Я весь остаток дня и ночь пережевывал роман, заостряя внимание то на одной выплывшей части, то на другой. И сейчас, не читая его, а прогоняя по своей памяти, увидел много чего нового.
Помню, когда я, еще в первый свой приезд в Свердловск, прочитал по рекомендации кого-то из тамошних литераторов этот труд Бальзака, был зачарован им, и мы долго спорили о книге, каждый по своему трактуя ее под свою сущность.
– Ну и что тут плохого? – запальчиво защищал Рафаэля большой литератор Харитонов. – Брось-ка на чашу любому из нас разную ношу и поглядь – чего он выберет?
– А что на твоей чаше?
– С одной стороны двадцать лет в забвении, в нищете или в тюрьме.
А в другой чаше?
– А с другой стороны один год в почете, в богатстве и на воле.
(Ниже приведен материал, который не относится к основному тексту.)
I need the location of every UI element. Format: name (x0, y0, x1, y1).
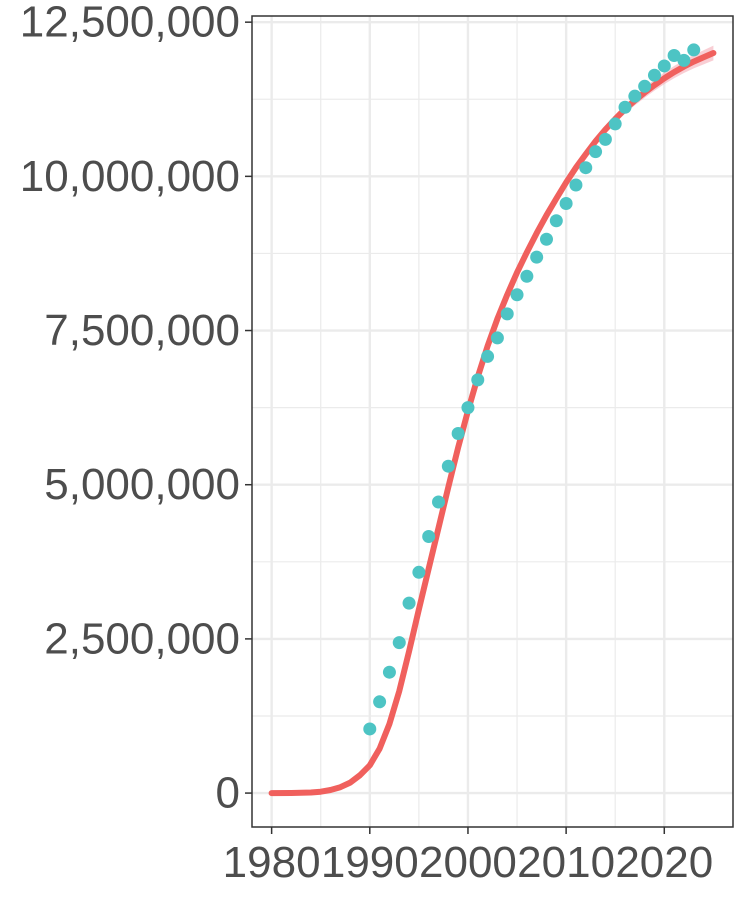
data-point (549, 214, 563, 228)
x-tick-label: 2000 (419, 838, 517, 887)
data-point (598, 132, 612, 146)
y-tick-label: 12,500,000 (20, 0, 240, 47)
y-axis: 0 2,500,000 5,000,000 7,500,000 10,000,000 12… (20, 0, 252, 818)
x-tick-label: 2020 (615, 838, 713, 887)
data-point (638, 79, 652, 93)
data-point (490, 331, 504, 345)
fit-line-path (268, 50, 717, 797)
data-point (647, 68, 661, 82)
data-point (530, 250, 544, 264)
y-tick-label: 5,000,000 (44, 460, 240, 509)
data-point (589, 145, 603, 159)
data-point (628, 89, 642, 103)
y-tick-label: 10,000,000 (20, 152, 240, 201)
confidence-band-area (271, 45, 714, 794)
data-point (687, 43, 701, 57)
x-tick-label: 1990 (321, 838, 419, 887)
data-point (422, 530, 436, 544)
data-point (618, 100, 632, 114)
data-point (559, 196, 573, 210)
data-point (412, 565, 426, 579)
data-point (481, 349, 495, 363)
data-points (363, 43, 701, 736)
fit-line (268, 50, 717, 797)
data-point (677, 53, 691, 67)
data-point (471, 373, 485, 387)
data-point (432, 495, 446, 509)
data-point (657, 59, 671, 73)
fit-confidence-band (271, 45, 714, 794)
data-point (363, 722, 377, 736)
data-point (382, 665, 396, 679)
data-point (373, 695, 387, 709)
data-point (451, 427, 465, 441)
y-tick-label: 0 (216, 769, 240, 818)
data-point (441, 459, 455, 473)
data-point (539, 232, 553, 246)
data-point (579, 161, 593, 175)
panel-border (251, 15, 734, 828)
data-point (402, 596, 416, 610)
x-axis: 1980 1990 2000 2010 2020 (223, 827, 713, 887)
data-point (461, 401, 475, 415)
data-point (392, 636, 406, 650)
data-point (510, 288, 524, 302)
data-point (608, 117, 622, 131)
data-point (520, 269, 534, 283)
data-point (500, 307, 514, 321)
y-tick-label: 2,500,000 (44, 614, 240, 663)
x-tick-label: 2010 (517, 838, 615, 887)
y-tick-label: 7,500,000 (44, 306, 240, 355)
grid (252, 16, 733, 827)
data-point (667, 48, 681, 62)
x-tick-label: 1980 (223, 838, 321, 887)
data-point (569, 178, 583, 192)
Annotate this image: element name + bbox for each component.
Когда так вопрос ставится, ну какой еще тут может быть ответ? Ведь перед каждым очевидное, и выбирать тут нечего.
– Просто возьми и посчитай, – давит на нас своим авторитетом Харитонов, – сколько наших, нам отпущенных дней, сжигаем мы зазря?
Ан нет! Мы картину гнать любим! Кто для показу, кто изнутря – спорили до пены изо рта. Но в большей части, и это лезло наружу, каждый был немного этаким Рафаэлем, каждый был готов часть себя, кто – больше, кто – меньше, бросить в огонь, только бы сию минуту или в сей час иметь чего-то больше, чем у него имеется.
Оно ж в нас так прилеписто сидит, – найти мешок с деньгами завсегда легшее, чем его заработать. Это ж у нас с кровью впитано, со сказками да с опытом.
У нас Иван-Дурак не вырастил волшебное яблоко, а нашел его.
У нас купец богатым стал не от ума своего, а обманул другого, в пьяном ли, в трезвом деле, но объегорил. А то и напрямую украл, да еще и жизни лишил.
Надо долгую жизнь прожить, чтобы дни свои ценить научиться. А тут еще есенинщина масла в наш огонь подливает – всем надо такой же славы, много и сейчас. Мы и равнялись-то на него, хоть и числился он среди запрещенных, непечатаемых и вслух непроизносимых.